How Does Regenerative Medicine Help?

What is Regenerative Medicine? A discipline of medicine focused on utilizing and optimizing these natural self-healing processes to improve our health, is the basic definition of regenerative medicine. It is inclusive of a range of procedures and therapies such as organ transplants whether real or artificial, the engineering of tissue, and cellular therapies.

Medical professionals have actually been using forms of it for years, though regenerative medicine strikes many as a new concept. In 1665 was when the first recorded successful blood transfusion happened. 1854 was when the first skin graft occurred, and 1950 saw the first successful kidney transplant.
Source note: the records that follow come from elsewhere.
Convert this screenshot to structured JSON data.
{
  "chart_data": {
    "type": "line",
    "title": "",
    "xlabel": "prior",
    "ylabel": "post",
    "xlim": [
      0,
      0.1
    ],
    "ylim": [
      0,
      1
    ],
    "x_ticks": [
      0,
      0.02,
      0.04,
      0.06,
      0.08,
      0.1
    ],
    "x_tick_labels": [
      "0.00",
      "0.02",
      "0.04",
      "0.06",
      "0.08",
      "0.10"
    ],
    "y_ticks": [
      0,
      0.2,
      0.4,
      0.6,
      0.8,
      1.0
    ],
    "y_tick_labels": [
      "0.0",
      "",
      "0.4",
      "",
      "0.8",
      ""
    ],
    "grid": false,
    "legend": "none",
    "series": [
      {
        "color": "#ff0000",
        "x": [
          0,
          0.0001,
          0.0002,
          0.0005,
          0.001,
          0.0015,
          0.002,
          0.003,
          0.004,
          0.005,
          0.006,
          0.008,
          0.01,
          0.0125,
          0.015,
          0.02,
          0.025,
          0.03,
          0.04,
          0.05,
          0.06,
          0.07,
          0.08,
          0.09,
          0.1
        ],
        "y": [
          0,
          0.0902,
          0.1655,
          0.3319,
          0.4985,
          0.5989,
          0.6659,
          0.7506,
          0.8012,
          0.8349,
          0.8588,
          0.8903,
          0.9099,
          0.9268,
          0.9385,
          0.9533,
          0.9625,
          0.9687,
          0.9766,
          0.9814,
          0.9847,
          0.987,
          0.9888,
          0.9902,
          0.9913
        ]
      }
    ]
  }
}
Procedures like autografts and organ transplants that seek to replace, rejuvenate, and regenerate the body, are all considered regenerative medicine.
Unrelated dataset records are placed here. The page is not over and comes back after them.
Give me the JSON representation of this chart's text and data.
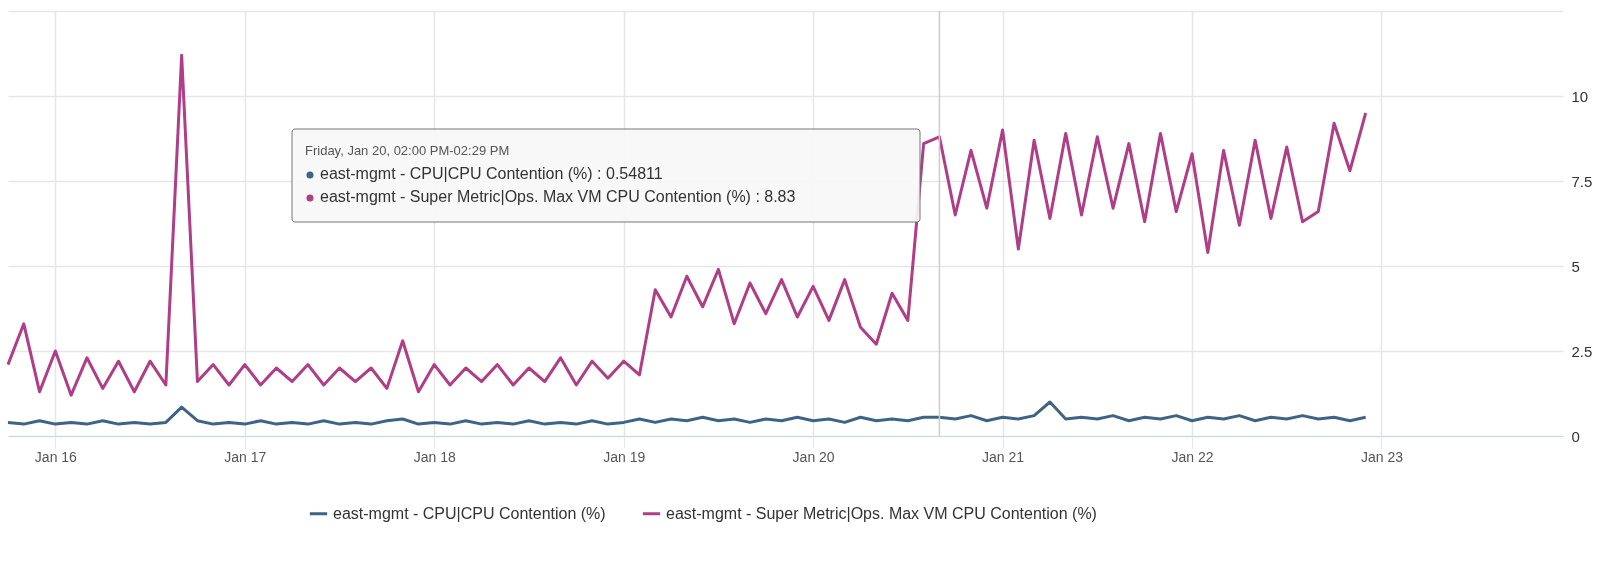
{
  "chart_data": {
    "type": "line",
    "x": [
      "--01-15T18:00",
      "--01-15T20:00",
      "--01-15T22:00",
      "--01-16T00:00",
      "--01-16T02:00",
      "--01-16T04:00",
      "--01-16T06:00",
      "--01-16T08:00",
      "--01-16T10:00",
      "--01-16T12:00",
      "--01-16T14:00",
      "--01-16T16:00",
      "--01-16T18:00",
      "--01-16T20:00",
      "--01-16T22:00",
      "--01-17T00:00",
      "--01-17T02:00",
      "--01-17T04:00",
      "--01-17T06:00",
      "--01-17T08:00",
      "--01-17T10:00",
      "--01-17T12:00",
      "--01-17T14:00",
      "--01-17T16:00",
      "--01-17T18:00",
      "--01-17T20:00",
      "--01-17T22:00",
      "--01-18T00:00",
      "--01-18T02:00",
      "--01-18T04:00",
      "--01-18T06:00",
      "--01-18T08:00",
      "--01-18T10:00",
      "--01-18T12:00",
      "--01-18T14:00",
      "--01-18T16:00",
      "--01-18T18:00",
      "--01-18T20:00",
      "--01-18T22:00",
      "--01-19T00:00",
      "--01-19T02:00",
      "--01-19T04:00",
      "--01-19T06:00",
      "--01-19T08:00",
      "--01-19T10:00",
      "--01-19T12:00",
      "--01-19T14:00",
      "--01-19T16:00",
      "--01-19T18:00",
      "--01-19T20:00",
      "--01-19T22:00",
      "--01-20T00:00",
      "--01-20T02:00",
      "--01-20T04:00",
      "--01-20T06:00",
      "--01-20T08:00",
      "--01-20T10:00",
      "--01-20T12:00",
      "--01-20T14:00",
      "--01-20T16:00",
      "--01-20T18:00",
      "--01-20T20:00",
      "--01-20T22:00",
      "--01-21T00:00",
      "--01-21T02:00",
      "--01-21T04:00",
      "--01-21T06:00",
      "--01-21T08:00",
      "--01-21T10:00",
      "--01-21T12:00",
      "--01-21T14:00",
      "--01-21T16:00",
      "--01-21T18:00",
      "--01-21T20:00",
      "--01-21T22:00",
      "--01-22T00:00",
      "--01-22T02:00",
      "--01-22T04:00",
      "--01-22T06:00",
      "--01-22T08:00",
      "--01-22T10:00",
      "--01-22T12:00",
      "--01-22T14:00",
      "--01-22T16:00",
      "--01-22T18:00",
      "--01-22T20:00",
      "--01-22T22:00"
    ],
    "series": [
      {
        "name": "east-mgmt - CPU|CPU Contention (%)",
        "color": "#3e6485",
        "values": [
          0.4,
          0.35,
          0.45,
          0.35,
          0.4,
          0.35,
          0.45,
          0.35,
          0.4,
          0.35,
          0.4,
          0.85,
          0.45,
          0.35,
          0.4,
          0.35,
          0.45,
          0.35,
          0.4,
          0.35,
          0.45,
          0.35,
          0.4,
          0.35,
          0.45,
          0.5,
          0.35,
          0.4,
          0.35,
          0.45,
          0.35,
          0.4,
          0.35,
          0.45,
          0.35,
          0.4,
          0.35,
          0.45,
          0.35,
          0.4,
          0.5,
          0.4,
          0.5,
          0.45,
          0.55,
          0.45,
          0.5,
          0.4,
          0.5,
          0.45,
          0.55,
          0.45,
          0.5,
          0.4,
          0.55,
          0.45,
          0.5,
          0.45,
          0.55,
          0.55,
          0.5,
          0.6,
          0.45,
          0.55,
          0.5,
          0.6,
          1.0,
          0.5,
          0.55,
          0.5,
          0.6,
          0.45,
          0.55,
          0.5,
          0.6,
          0.45,
          0.55,
          0.5,
          0.6,
          0.45,
          0.55,
          0.5,
          0.6,
          0.5,
          0.55,
          0.45,
          0.55
        ]
      },
      {
        "name": "east-mgmt - Super Metric|Ops. Max VM CPU Contention (%)",
        "color": "#b03d87",
        "values": [
          2.1,
          3.3,
          1.3,
          2.5,
          1.2,
          2.3,
          1.4,
          2.2,
          1.3,
          2.2,
          1.5,
          11.2,
          1.6,
          2.1,
          1.5,
          2.1,
          1.5,
          2.0,
          1.6,
          2.1,
          1.5,
          2.0,
          1.6,
          2.0,
          1.4,
          2.8,
          1.3,
          2.1,
          1.5,
          2.0,
          1.6,
          2.1,
          1.5,
          2.0,
          1.6,
          2.3,
          1.5,
          2.2,
          1.7,
          2.2,
          1.8,
          4.3,
          3.5,
          4.7,
          3.8,
          4.9,
          3.3,
          4.5,
          3.6,
          4.6,
          3.5,
          4.4,
          3.4,
          4.6,
          3.2,
          2.7,
          4.2,
          3.4,
          8.6,
          8.8,
          6.5,
          8.4,
          6.7,
          9.0,
          5.5,
          8.7,
          6.4,
          8.9,
          6.5,
          8.8,
          6.7,
          8.6,
          6.3,
          8.9,
          6.6,
          8.3,
          5.4,
          8.4,
          6.2,
          8.7,
          6.4,
          8.5,
          6.3,
          6.6,
          9.2,
          7.8,
          9.5
        ]
      }
    ],
    "xlim": [
      "--01-15T18:00",
      "--01-23T23:00"
    ],
    "xticks": [
      {
        "value": "--01-16",
        "label": "Jan 16"
      },
      {
        "value": "--01-17",
        "label": "Jan 17"
      },
      {
        "value": "--01-18",
        "label": "Jan 18"
      },
      {
        "value": "--01-19",
        "label": "Jan 19"
      },
      {
        "value": "--01-20",
        "label": "Jan 20"
      },
      {
        "value": "--01-21",
        "label": "Jan 21"
      },
      {
        "value": "--01-22",
        "label": "Jan 22"
      },
      {
        "value": "--01-23",
        "label": "Jan 23"
      }
    ],
    "ylim": [
      0,
      12.5
    ],
    "yticks": [
      0,
      2.5,
      5,
      7.5,
      10,
      {
        "value": 12.5,
        "label": null
      }
    ],
    "grid": true,
    "legend": "bottom",
    "line_style": "solid",
    "ref_lines": [
      {
        "axis": "x",
        "value": "--01-20T16:00",
        "color": "#cccccc"
      }
    ],
    "annotations": [
      "Friday, Jan 20, 02:00 PM-02:29 PM",
      "east-mgmt - CPU|CPU Contention (%) : 0.54811",
      "east-mgmt - Super Metric|Ops. Max VM CPU Contention (%) : 8.83"
    ]
  }
}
Types of Regenerative Medicine

Medical Devices and Organ Transplants

There is a national transplant list in the USA for people who have failing or damaged organ in the hopes of receiving a donated organ. More than 119,000 people are on the U.S. transplant list and there currently aren’t enough available organs for those in need. Sadly, roughly two dozen people die each day waiting for a transplant. A transplant frequently requires immunosuppression drugs that can have a variety of adverse side effects, because even if a patient does get an organ in time, sometimes their body rejects the transplant—their immune system will attack the organ as the foreign body that it is.

By developing artificial devices that can replicate the function of organs like the heart, liver, and kidneys without being rejected, researchers and scientists are actively working to solve the organ shortage. To help patients survive while they wait for a donor, medical devices are also being developed to support damaged organs.

Engineering Tissue

To support cells as they work to repair and maintain organs and tissues, tissue engineering is a form of regenerative medicine that uses what’s called scaffolds—which are structures made from artificial or natural materials. To form healthy, functional tissue, biologically active molecules cause cells grow on the scaffolds. Artificial skin, cartilage, and lab-grown bone are the main functions of tissue engineering.

Cellular Therapies

Types of Regenerative Medicine Houston, TX

One of the most commonly known is the transplantation of bone marrow. This allows patients with radiation damage or blood cancers a chance to make new, healthy blood cells using the donor’s bone marrow stem cells.

When a patient does not have a sufficient amount of undamaged skin for skin graft treatment, Cell therapy using a patient’s own cells is also used in cases of severe burn and scald injuries. In this procedure, skin cells are isolated from a small biopsy and expanded in a specialized laboratory. To shorten healing time, millions of cells can be grown in a relatively short time and transplanted onto the burn wound.

Many cellular therapies employ the use of stem cells to help regrow and repair tissue. Scientists are now working to harness these unique properties of stem cells to help regrow, repair, and heal organs and tissue. Every organ and tissue in your body started as a stem cell and they have the unique ability to transform into different types of cells—blood cells, skin cells, brain cells, and others.

Stem Cells

For scientists studying regenerative medicine, stem cell research is particularly promising. Studies have shown that the tissue or organ can regrow and heal, if these cells are inserted into damaged or diseased tissue under the right conditions. Scientists around the world are optimistic that stem cells could be used to help heal nearly any type of tissue in the body.

Conclusion

Most clinical treatments focus on alleviating symptoms, so regenerative medicine and cellular therapies could completely change how we treat illness and disease. Regenerative medicine using cellular therapies are designed to cure illnesses at the source. For example, someone with a damaged liver could have stem cells that were transformed into liver cells to be placed within their body. The new cells would replace the damaged ones or teach them to become healthy once again, using the body’s own natural healing process. Because the treatment cells were derived from the person’s own stem cells, the body’s immune system wouldn’t respond, and rejection wouldn’t occur. The process would drastically reduce the reliance on organ transplants.